Design: Prospective cohort study.

Setting: Southern Ontario, Canada.

Participants: A cohort of 181 workers employed in assembling and spray painting the chassis of new cars, a minority of whom used paints containing isocyanates.

Measurements: All participants underwent annual anthropometric measurements. Spirometry was carried out at yearly intervals, and a questionnaire relating to respiratory symptoms and smoking habits was completed annually by all participants. Daily monitoring of the isocyanate levels was carried out.
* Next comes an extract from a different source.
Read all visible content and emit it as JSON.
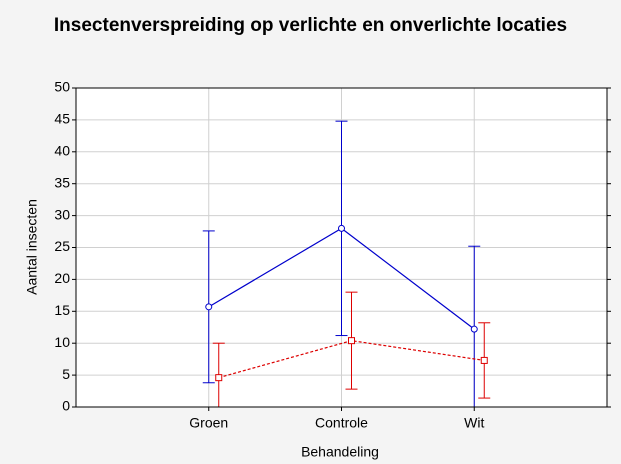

Results: There was no indication of any effect from isocyanate exposure. The annual decline in the FEV1 was similar to that found in other studies, with the respective annual decrements for smokers, ex-smokers, and nonsmokers being 0.055 L, 0.046 L, and 0.035 L, respectively. The decline of the FEV1 in those > 35 years old and < 35 years old differed appreciably. The decrements in the FEV1 in subjects < 35 years old were influenced as much by excessive weight gain as by cigarette smoking. Loss of weight in those significantly overweight was frequently associated with improved lung function.

Conclusions: While age and smoking play an important role in determining the rate of decline in the ventilatory capacity, it is clear that body weight plays a significant role and needs to be taken into account in all epidemiologic studies of the ventilatory capacity.